O líder do
grupo paramilitar Wagner, Yevgeny Prigozhin, anunciou, a 23 de junho, uma
rebelião contra o Ministério da Defesa da Rússia, com o argumento de que, ao
invés do que sustenta o presidente russo, Vladimir Putin, “a guerra não era
necessária, para desmilitarizar ou desnazificar a Ucrânia”, e que o objetivo
não era proteger os Russófonos do Leste do país.
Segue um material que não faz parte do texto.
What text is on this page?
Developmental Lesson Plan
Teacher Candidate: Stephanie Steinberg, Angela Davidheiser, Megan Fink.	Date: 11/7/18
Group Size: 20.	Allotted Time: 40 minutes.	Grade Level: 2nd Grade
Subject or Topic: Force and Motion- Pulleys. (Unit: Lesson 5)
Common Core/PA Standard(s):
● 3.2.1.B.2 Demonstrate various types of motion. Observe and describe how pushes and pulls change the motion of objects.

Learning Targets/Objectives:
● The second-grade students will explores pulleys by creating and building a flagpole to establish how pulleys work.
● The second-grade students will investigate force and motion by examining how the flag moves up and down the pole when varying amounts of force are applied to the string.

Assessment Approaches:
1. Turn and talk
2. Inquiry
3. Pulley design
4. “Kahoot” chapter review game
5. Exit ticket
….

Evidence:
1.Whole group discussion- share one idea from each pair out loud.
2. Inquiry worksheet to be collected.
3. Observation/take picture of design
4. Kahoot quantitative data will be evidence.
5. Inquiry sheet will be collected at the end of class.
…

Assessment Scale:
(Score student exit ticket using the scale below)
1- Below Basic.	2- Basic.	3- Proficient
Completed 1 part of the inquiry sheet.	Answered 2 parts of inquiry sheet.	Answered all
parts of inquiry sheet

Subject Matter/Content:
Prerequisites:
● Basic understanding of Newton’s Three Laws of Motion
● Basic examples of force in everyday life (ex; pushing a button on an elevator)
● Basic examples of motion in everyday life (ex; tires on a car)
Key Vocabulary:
Por consequência, acabara de
convocar os seus 25 mil mercenários para uma revolta e apelou aos Russos a que
se juntem a eles numa “marcha pela justiça”.
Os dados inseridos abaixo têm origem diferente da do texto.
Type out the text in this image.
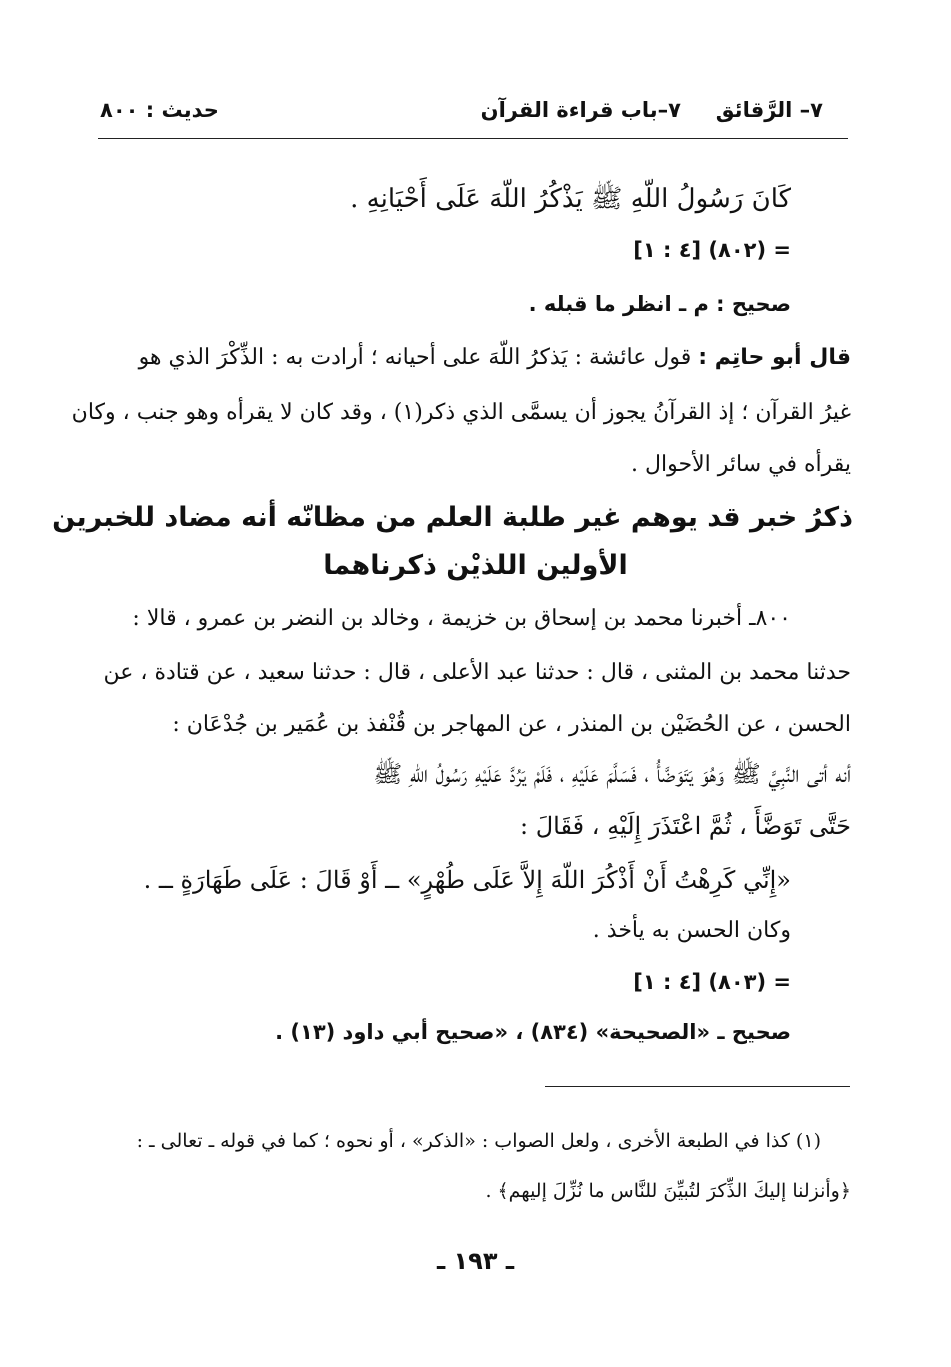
٧– الرَّقائق
٧–باب قراءة القرآن
حديث : ٨٠٠
كَانَ رَسُولُ اللّهِ ﷺ يَذْكُرُ اللّهَ عَلَى أَحْيَانِهِ .
= (٨٠٢) [٤ : ١]
صحيح : م ـ انظر ما قبله .
قال أبو حاتِم : قول عائشة : يَذكرُ اللّهَ على أحيانه ؛ أرادت به : الذِّكْرَ الذي هو
غيرُ القرآن ؛ إذ القرآنُ يجوز أن يسمَّى الذي ذكر(١) ، وقد كان لا يقرأه وهو جنب ، وكان
يقرأه في سائر الأحوال .
ذكرُ خبر قد يوهم غير طلبة العلم من مظانّه أنه مضاد للخبرين
الأولين اللذيْن ذكرناهما
٨٠٠ـ أخبرنا محمد بن إسحاق بن خزيمة ، وخالد بن النضر بن عمرو ، قالا :
حدثنا محمد بن المثنى ، قال : حدثنا عبد الأعلى ، قال : حدثنا سعيد ، عن قتادة ، عن
الحسن ، عن الحُضَيْن بن المنذر ، عن المهاجر بن قُنْفذ بن عُمَير بن جُدْعَان :
أنه أتى النَّبِيَّ ﷺ وَهُوَ يَتَوَضَّأُ ، فَسَلَّمَ عَلَيْهِ ، فَلَمْ يَرُدَّ عَلَيْهِ رَسُولُ اللّهِ ﷺ
حَتَّى تَوَضَّأَ ، ثُمَّ اعْتَذَرَ إِلَيْهِ ، فَقَالَ :
«إِنِّي كَرِهْتُ أَنْ أَذْكُرَ اللّهَ إِلاَّ عَلَى طُهْرٍ» ــ أَوْ قَالَ : عَلَى طَهَارَةٍ ــ .
وكان الحسن به يأخذ .
= (٨٠٣) [٤ : ١]
صحيح ـ «الصحيحة» (٨٣٤) ، «صحيح أبي داود (١٣) .
(١) كذا في الطبعة الأخرى ، ولعل الصواب : «الذكر» ، أو نحوه ؛ كما في قوله ـ تعالى ـ :
﴿وأنزلنا إليكَ الذِّكرَ لتُبيِّنَ للنَّاس ما نُزِّلَ إليهم﴾ .
ـ ١٩٣ ـ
“Somos 25 mil e vamos descobrir os motivos do caos que está a acontecer no
nosso país – declarou Yevgeny Prigozhin – [e] aqueles que destruíram a vida de
dez milhares de soldados vão ser punidos.” O líder do grupo paramilitar
declarou que a força aérea russa recebeu ordens para atacar as colunas do grupo
Wagner que se deslocavam de território ucraniano para Rostov. O alegado
bombardeamento terá ocorrido na sequência de Prigozhin ter acusado os líderes
militares russos de terem enganado Vladimir Putin, para que este se decidisse
pela invasão da Ucrânia.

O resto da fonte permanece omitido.